Turning to the applicant ’ s claim for compensation for moral harm, the appeal court cited section 9(1) of the Labour Law, which provides as follows:

“An employee shall not be punished or otherwise directly or indirectly subjected to unfavourable consequences for the reason that the employee in the context of employment relations uses his rights in a permissible way [ pieļaujamā veidā ] or if he informs competent authorities or officials about suspicions of criminal or administrative violations in his place of employment”.

The court disagreed that the applicant ’ s dismissal had created “unjustified consequences” ( nepamatotas sekas ) or caused moral harm only because the applicant had expressed legitimate concerns about the reorganisation of the university and about the way the financial resources were used. The reasoning in that regard was as follows:

“[The appeal court], on the basis of experience and logics, finds that calm and positive atmosphere and respectful attitude amidst colleagues best contributes to achieving constructive dialogues.

Having analysed above-mentioned evidence, the [appeal court] considers that nothing prevented the applicant from expressing his opinion in a manner that would be compatible with ethics and staff rules”.

The applicant submitted an appeal on points of law, disputing, inter alia , the appeal court ’ s findings that by sending one confidential letter to one recipient (namely, the rector of the university) , in which he had raised points concerning unjustified use of funds from the State budget, he had committed an infraction of working rules and ethics of such a gravity that would justify his dismissal. The applicant ’ s appeal on points of law was rejected by the Senate of the Supreme Court in a preparatory meeting on 26 September 2012.

3 . Criminal proceedings

On 27 September 2010 the rector of the university sought to institute criminal proceedings against the applicant for extortion. The criminal proceedings were instituted on 30 January 2012 and the applicant was ordered not to leave his permanent residence without a permission of the competent investigative authority for more than 24 hours. The criminal proceedings were discontinued for lack of corpus delicti on 9 February 2012. The travel restrictions were annulled by the same decision.

COMPLAINTS

The applicant complains under Article 6 of the Convention that the decisions of the Regional Court and the Senate of the Supreme Court were unlawful and unfair because the courts disregarded the applicant ’ s right to the freedom of expression.

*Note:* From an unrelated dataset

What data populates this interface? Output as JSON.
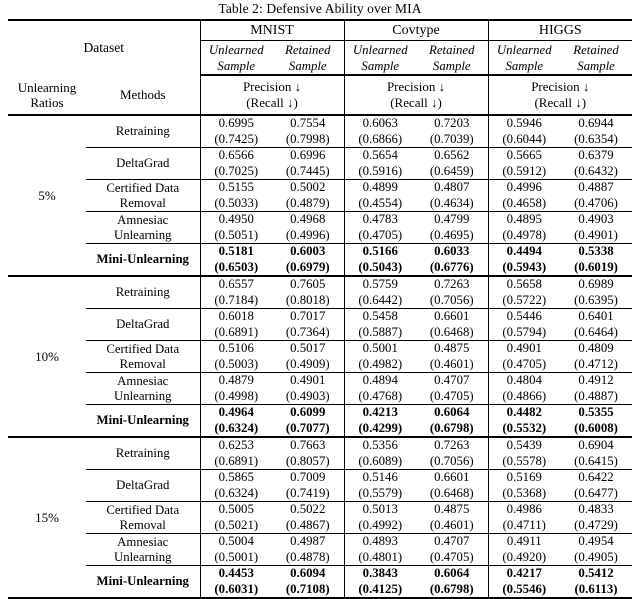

The applicant further complains that his dismissal violated Article 10 of the Convention, since he had been punished for expressing a legitimate opinion about problems prevailing in the university and for attempting to resolve his employment situation.

QUESTION TO THE PARTIES

Has there been a violation of the applicant ’ s right to freedom of expression, guaranteed by Article 10 of the Convention (see, mutatis mutandis , Palomo Sánchez and Others v. Spain [GC], no s . 28955/06, 28957/06, 28959/06 and 28964/06, ECHR 2011 )?